Das sich etwas grauer einfärbende Sentiment im Technologiesektor werde derzeit als willkommene Begründung für ausgedehntere Gewinnmitnahmen über alle Branchen hinweg genutzt, so eine Einschätzung von CMC Markets. Es spreche zudem vieles dafür, dass sich die Investoren in den kommenden Wochen eher zurücklehnen und das Sommerloch auskosten würden.
Für den Nachmittag sind noch der Handelsbilanzsaldo der USA angesagt sowie einige Reden von Notenbankern. Diese dürfte angesichts der sich veränderten Inflationsdynamik auf besonderes Interesse stossen.

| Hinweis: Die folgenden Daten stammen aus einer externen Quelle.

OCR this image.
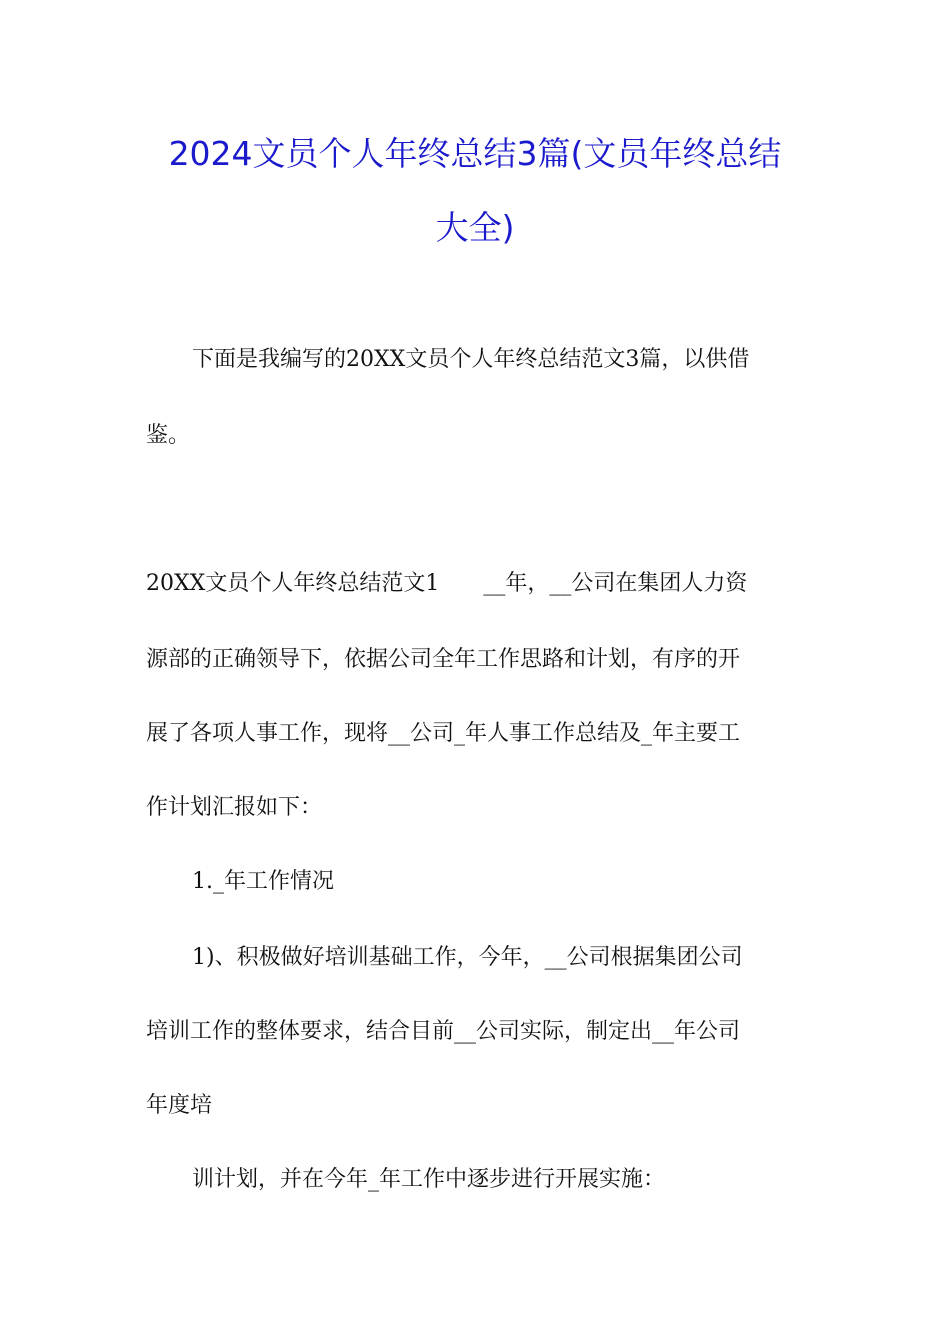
2024文员个人年终总结3篇(文员年终总结
大全)
下面是我编写的20XX文员个人年终总结范文3篇，以供借
鉴。
20XX文员个人年终总结范文1　　__年，__公司在集团人力资
源部的正确领导下，依据公司全年工作思路和计划，有序的开
展了各项人事工作，现将__公司_年人事工作总结及_年主要工
作计划汇报如下：
1._年工作情况
1)、积极做好培训基础工作，今年，__公司根据集团公司
培训工作的整体要求，结合目前__公司实际，制定出__年公司
年度培
训计划，并在今年_年工作中逐步进行开展实施：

Der Leitindex SMI notiert um 10.45 Uhr 0,33 Prozent höher bei 14'349,18 Punkten. Das Rekordhoch bei 14'465 Punkten vom Vortag liegt trotz des Rücksetzers im gestrigen Tagesverlauf nicht allzu weit entfernt. Von den 20 Titeln stehen 18 im Plus und 2 im Minus. Der Mid-Cap-Index SMIM legt um 0,11 Prozent zu auf 3189,77 Punkte und der breite SPI um 0,26 Prozent auf 20'218,93 Punkte.
Nato-Gipfel startet
Geopolitisch wird die Lage von der Meldung neuer Angriffe Irans auf Tanker in der Strasse von Hormus geprägt. So hat sich der Preis für ein Fass Öl der Sorte Brent über die vergangenen Stunden wieder Richtung 73 US-Dollar nach oben entwickelt. Ausserdem beginnt am Berichtstag der Nato-Gipfel in der Türkei, der für Aufmerksamkeit sorgen dürfte.
Bei den Blue Chips stehen derzeit Swiss Re (+2,1 Prozent) an der Spitze. Mit Zurich (+0,9 Prozent) und Swiss Life (+0,7 Prozent) rücken aber auch die anderen beiden Versicherer im SMI vor, ähnlich wie am Vortag.
Gekauft werden auch baunahe Aktien wie Geberit (+1,6 Prozent), Amrize (+1,4 Prozent) oder in etwas geringerem Masse Sika (+0,5 Prozent).
Klar stärker sind zudem Richemont (+1,5 Prozent), nachdem die Citigroup das Kursziel leicht nach oben angepasst und das Rating «Buy» bestätigt hat.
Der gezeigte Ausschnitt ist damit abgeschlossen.